Certes, en démocratie la légitimité du pouvoir se fonde sur le peuple. « Mais – comme l’a dit Claude Lefort – à l’image de la souveraineté populaire se joint celle d’un lieu vide, impossible à occuper, tel que ceux qui exercent l’autorité publique ne sauraient prétendre se l’approprier ». Détaché des particularités, le pouvoir est une institution dont personne ne peut s’approprier. Alain Touraine précise en ce sens que « le pouvoir du peuple ne signifie pas pour les démocrates que le peuple s’assoit sur le trône». Cette expression signifie au contraire qu’il n’y a plus de trône ». Le pouvoir démocratique, en tant qu’il émane du peuple, n’est donc le pouvoir de personne, ni un lieu de souveraineté destiné à être occupé par un quelconque prince. C’est en ce caractère inappropriable du pouvoir démocratique, et en cette vacuité insigne de son lieu, que la démocratie se distingue de toutes les autres formes de régimes.

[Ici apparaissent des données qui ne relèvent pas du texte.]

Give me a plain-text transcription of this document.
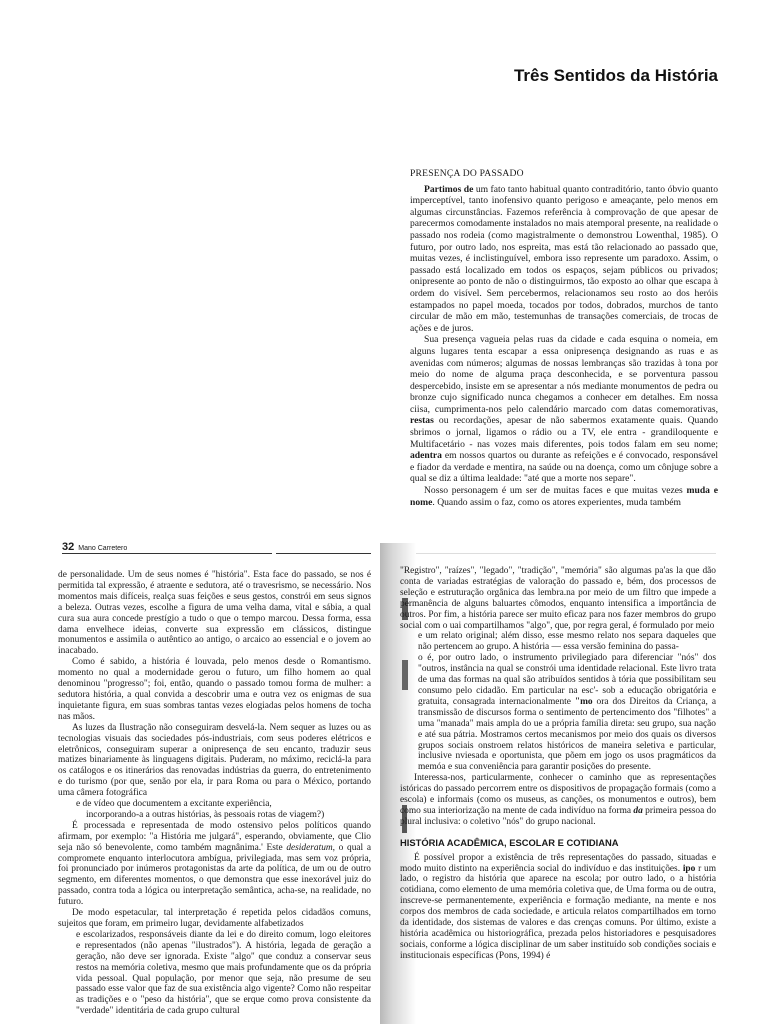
Três Sentidos da História
PRESENÇA DO PASSADO

Partimos de um fato tanto habitual quanto contraditório, tanto óbvio quanto imperceptível, tanto inofensivo quanto perigoso e ameaçante, pelo menos em algumas circunstâncias. Fazemos referência à comprovação de que apesar de parecermos comodamente instalados no mais atemporal presente, na realidade o passado nos rodeia (como magistralmente o demonstrou Lowenthal, 1985). O futuro, por outro lado, nos espreita, mas está tão relacionado ao passado que, muitas vezes, é inclistinguível, embora isso represente um paradoxo. Assim, o passado está localizado em todos os espaços, sejam públicos ou privados; onipresente ao ponto de não o distinguirmos, tão exposto ao olhar que escapa à ordem do visível. Sem percebermos, relacionamos seu rosto ao dos heróis estampados no papel moeda, tocados por todos, dobrados, murchos de tanto circular de mão em mão, testemunhas de transações comerciais, de trocas de ações e de juros.

Sua presença vagueia pelas ruas da cidade e cada esquina o nomeia, em alguns lugares tenta escapar a essa onipresença designando as ruas e as avenidas com números; algumas de nossas lembranças são trazidas à tona por meio do nome de alguma praça desconhecida, e se porventura passou despercebido, insiste em se apresentar a nós mediante monumentos de pedra ou bronze cujo significado nunca chegamos a conhecer em detalhes. Em nossa ciisa, cumprimenta-nos pelo calendário marcado com datas comemorativas, restas ou recordações, apesar de não sabermos exatamente quais. Quando sbrimos o jornal, ligamos o rádio ou a TV, ele entra - grandiloquente e Multifacetário - nas vozes mais diferentes, pois todos falam em seu nome; adentra em nossos quartos ou durante as refeições e é convocado, responsável e fiador da verdade e mentira, na saúde ou na doença, como um cônjuge sobre a qual se diz a última lealdade: "até que a morte nos separe".

Nosso personagem é um ser de muitas faces e que muitas vezes muda e nome. Quando assim o faz, como os atores experientes, muda também

32 Mano Carretero

de personalidade. Um de seus nomes é "história". Esta face do passado, se nos é permitida tal expressão, é atraente e sedutora, até o travesrismo, se necessário. Nos momentos mais difíceis, realça suas feições e seus gestos, constrói em seus signos a beleza. Outras vezes, escolhe a figura de uma velha dama, vital e sábia, a qual cura sua aura concede prestígio a tudo o que o tempo marcou. Dessa forma, essa dama envelhece ideias, converte sua expressão em clássicos, distingue monumentos e assimila o autêntico ao antigo, o arcaico ao essencial e o jovem ao inacabado.

Como é sabido, a história é louvada, pelo menos desde o Romantismo. momento no qual a modernidade gerou o futuro, um filho homem ao qual denominou "progresso"; foi, então, quando o passado tomou forma de mulher: a sedutora história, a qual convida a descobrir uma e outra vez os enigmas de sua inquietante figura, em suas sombras tantas vezes elogiadas pelos homens de tocha nas mãos.

As luzes da Ilustração não conseguiram desvelá-la. Nem sequer as luzes ou as tecnologias visuais das sociedades pós-industriais, com seus poderes elétricos e eletrônicos, conseguiram superar a onipresença de seu encanto, traduzir seus matizes binariamente às linguagens digitais. Puderam, no máximo, reciclá-la para os catálogos e os itinerários das renovadas indústrias da guerra, do entretenimento e do turismo (por que, senão por ela, ir para Roma ou para o México, portando uma câmera fotográfica

e de vídeo que documentem a excitante experiência,

incorporando-a a outras histórias, às pessoais rotas de viagem?)

É processada e representada de modo ostensivo pelos políticos quando afirmam, por exemplo: "a História me julgará", esperando, obviamente, que Clio seja não só benevolente, como também magnânima.' Este desideratum, o qual a compromete enquanto interlocutora ambígua, privilegiada, mas sem voz própria, foi pronunciado por inúmeros protagonistas da arte da política, de um ou de outro segmento, em diferentes momentos, o que demonstra que esse inexorável juiz do passado, contra toda a lógica ou interpretação semântica, acha-se, na realidade, no futuro.

De modo espetacular, tal interpretação é repetida pelos cidadãos comuns, sujeitos que foram, em primeiro lugar, devidamente alfabetizados

e escolarizados, responsáveis diante da lei e do direito comum, logo eleitores e representados (não apenas "ilustrados"). A história, legada de geração a geração, não deve ser ignorada. Existe "algo" que conduz a conservar seus restos na memória coletiva, mesmo que mais profundamente que os da própria vida pessoal. Qual população, por menor que seja, não presume de seu passado esse valor que faz de sua existência algo vigente? Como não respeitar as tradições e o "peso da história", que se erque como prova consistente da "verdade" identitária de cada grupo cultural

"Registro", "raízes", "legado", "tradição", "memória" são algumas pa'as la que dão conta de variadas estratégias de valoração do passado e, bém, dos processos de seleção e estruturação orgânica das lembra.na por meio de um filtro que impede a permanência de alguns baluartes cômodos, enquanto intensifica a importância de outros. Por fim, a história parece ser muito eficaz para nos fazer membros do grupo social com o uai compartilhamos "algo", que, por regra geral, é formulado por meio

e um relato original; além disso, esse mesmo relato nos separa daqueles que não pertencem ao grupo. A história — essa versão feminina do passa-

o é, por outro lado, o instrumento privilegiado para diferenciar "nós" dos "outros, instância na qual se constrói uma identidade relacional. Este livro trata de uma das formas na qual são atribuídos sentidos à tória que possibilitam seu consumo pelo cidadão. Em particular na esc'- sob a educação obrigatória e gratuita, consagrada internacionalmente "mo ora dos Direitos da Criança, a transmissão de discursos forma o sentimento de pertencimento dos "filhotes" a uma "manada" mais ampla do ue a própria família direta: seu grupo, sua nação e até sua pátria. Mostramos certos mecanismos por meio dos quais os diversos grupos sociais onstroem relatos históricos de maneira seletiva e particular, inclusive nviesada e oportunista, que põem em jogo os usos pragmáticos da memóa e sua conveniência para garantir posições do presente.

Interessa-nos, particularmente, conhecer o caminho que as representações istóricas do passado percorrem entre os dispositivos de propagação formais (como a escola) e informais (como os museus, as canções, os monumentos e outros), bem como sua interiorização na mente de cada indivíduo na forma da primeira pessoa do plural inclusiva: o coletivo "nós" do grupo nacional.

HISTÓRIA ACADÊMICA, ESCOLAR E COTIDIANA

É possível propor a existência de três representações do passado, situadas e modo muito distinto na experiência social do indivíduo e das instituições. ipo r um lado, o registro da história que aparece na escola; por outro lado, o a história cotidiana, como elemento de uma memória coletiva que, de Uma forma ou de outra, inscreve-se permanentemente, experiência e formação mediante, na mente e nos corpos dos membros de cada sociedade, e articula relatos compartilhados em torno da identidade, dos sistemas de valores e das crenças comuns. Por último, existe a história acadêmica ou historiográfica, prezada pelos historiadores e pesquisadores sociais, conforme a lógica disciplinar de um saber instituído sob condições sociais e institucionais específicas (Pons, 1994) é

A la différence du pouvoir royal, impérial, ou monarchique symbolisés par le trône et caractérisé par les occupations héréditaires, le pouvoir démocratique « apparaît comme un lieu vide et ceux qui l’exercent comme de simples mortels qui ne l’occupent que temporairement ou ne sauraient s’y installer que par la force ou par la ruse » dit Claude Lefort. Loin de définir le pouvoir comme un espace de souveraineté destiné à être occupé par les mandataires du peuple et par les élus en charge de l’autorité publique, le pouvoir démocratique désigne un lieu vide et une absence de trône. La révolution démocratique détruit les trônes et les divers systèmes d’accaparement du pouvoir. En Afrique, elle impose de révoquer le point de vue colonial et autocratique du pouvoir et de l’Etat comme foyer de puissance et de domination. Il nous faut abandonner la conception thaumaturgique du pouvoir comme propriété d’un démiurge disposant d’une force surnaturelle et détenant les moyens de la transformation sociale. Le pouvoir démocratique se conjugue sur le mode de l’impouvoir.
A quelle idée positive du pouvoir démocratique renvoie alors sa signification négative comme entité dont personne ne peut s’approprier ? Quel sens attribuer à la lutte politique démocratique qui ne doit donc plus être conçue comme une lutte pour la prise du pouvoir et pour l’occupation d’un trône ? Que signifie exercer le pouvoir en démocratie ?
Loin de désigner un patrimoine du peuple et un espace de puissance collective ou personnel, le pouvoir du peuple signifie selon le mot d’Alain Touraine « la capacité pour le plus grand nombre de vivre librement » et d’exercer ses droits fondamentaux. La lutte politique partisane et l’exercice démocratique du pouvoir se conçoivent alors comme formulations concurrentes, expressions divergentes et défense institutionnelle de ces droits individuels et collectifs.
C’est à l’aune de cette acception normative de la démocratie, de cette définition fondamentale du pouvoir du peuple qui délégitime toutes les formes d’accaparement du pouvoir, que doit être évaluée et corrigée la représentation de la démocratie sous nos latitudes. En démocratie, la lutte pour le pouvoir et la prise du gouvernement ne signifient pas la conquête d’un trône et la prise d’un dominium. Elles désignent un exercice toujours temporaire de la responsabilité politique par les autorités qui sont en charge des affaires publiques devant le peuple souverain. Le pouvoir du peuple n’est la propriété personnelle de quiconque.